In turn, the BSSI grants clinical psychologists a convenient tool for assessing suicidal intent in patients as young as 17 years (Pearson/PsychCorp, 2009b). Two built-in screening items facilitate the task of weeding out those who are not truly characterized by suicidal intent. For outpatients, which will be the case in this proposed research, the reported average reliability coefficient currently stands at 0.87 but test-retest reliability is not too good at 0.54.

The independent variables involved in H01 and H03 will be extracted from the electronic medical records maintained by cosmetic surgeons who agree to cooperate in this study. As to H02, measurement of heterosexual attractiveness to one’s significant other can be assessed via a simple checklist or such self-report items on intimacy, orgasm likelihood, and sexual satisfaction as those employed by Haning, O’Keefe, Randall, Kommor, Baker, and Wilson, 2007.

References

Bazner, J. (2002). Attitudes about cosmetic surgery: Gender and body experience. McNair Scholars Journal, 6: 11-16.

Figueroa-Haas, C. (2009). Psychological issues associated with breast augmentation. Issues in Mental Health Nursing, 30 (6): 377-382.

Haning, R. V., O’Keefe, S. L., Randall, E. J., Kommor, M. J., Baker, E. & Wilson, R. (2007). Intimacy, orgasm likelihood, and conflict predict sexual satisfaction in heterosexual male and female respondents.
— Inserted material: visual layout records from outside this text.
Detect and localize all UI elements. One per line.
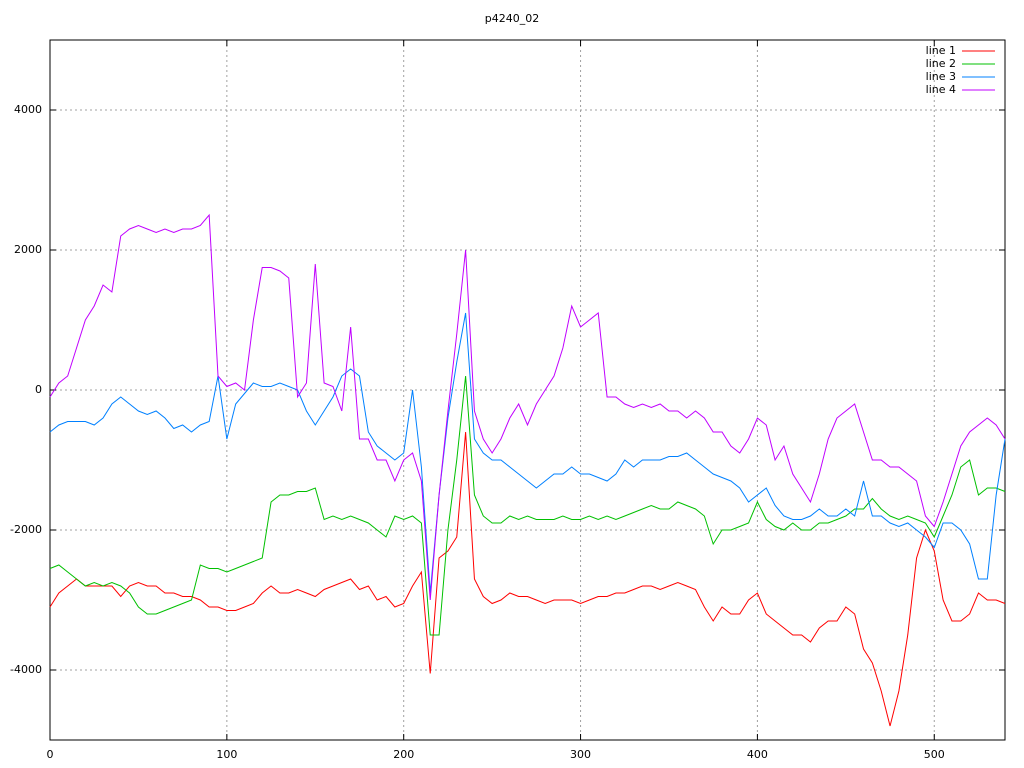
x-tick-label: 300 [570,748,591,761]
y-tick-label: -4000 [10,663,42,676]
legend-label: line 1 [926,44,956,57]
series-line [49,375,1006,636]
legend-label: line 3 [926,70,956,83]
series-line [49,431,1006,727]
y-tick-label: -2000 [10,523,42,536]
series-line [49,312,1006,594]
chart-title: p4240_02 [485,12,539,25]
legend-label: line 4 [926,83,956,96]
y-tick-label: 2000 [14,243,42,256]
x-tick-label: 100 [216,748,237,761]
y-tick-label: 0 [35,383,42,396]
plot-border [49,39,1006,741]
x-tick-label: 0 [47,748,54,761]
y-tick-label: 4000 [14,103,42,116]
legend-label: line 2 [926,57,956,70]
x-tick-label: 500 [924,748,945,761]
x-tick-label: 200 [393,748,414,761]
series-line [49,213,1006,601]
x-tick-label: 400 [747,748,768,761]
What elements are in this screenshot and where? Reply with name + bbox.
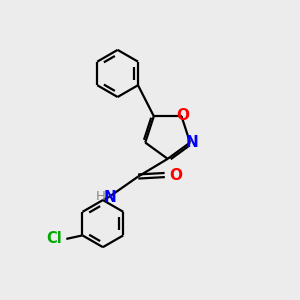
Text: O: O bbox=[170, 167, 183, 182]
Text: O: O bbox=[176, 108, 190, 123]
Text: H: H bbox=[95, 190, 105, 203]
Text: N: N bbox=[103, 190, 116, 205]
Text: N: N bbox=[185, 135, 198, 150]
Text: Cl: Cl bbox=[47, 231, 62, 246]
Journal of Sex & Marital Therapy, 33 (2): 93-113.

Koot, V. C. M. P., Peeters, H. M., Granath, F., Grobbee, D. E., & Nyren, O. (2003). Total and cause-specific mortality among Swedish women with cosmetic breast implants: Prospective study. BMJ, 2003 (326):527-528.

Lipworth, L., Nyren, O., Ye, W., Fryzek, J. P., Tarone, R. E., & McLaughlin, J. K. (2007). Excess mortality from suicide and other external causes of death among women with cosmetic breast implants. Annals of Plastic Surgery, 59(2):119-123.

Pearson/PsychCorp (2009a). Beck Depression Inventory®-II. Web.

Pearson/PsychCorp (2009b). Beck Scale for Suicide Ideation® (BSS™). Web.

Scodel, A. (1957). Heterosexual somatic preference and fantasy dependency. Journal of Consulting Psychology (subsequently renamed the Journal of Consulting and Clinical Psychology), 21 (5): 371-4.

Tweed, A. (2003). Health complications from breast implant surgery: A Canadian study with Implications for the U.S. British Columbia Centre of Excellence for Women’s Health. Web.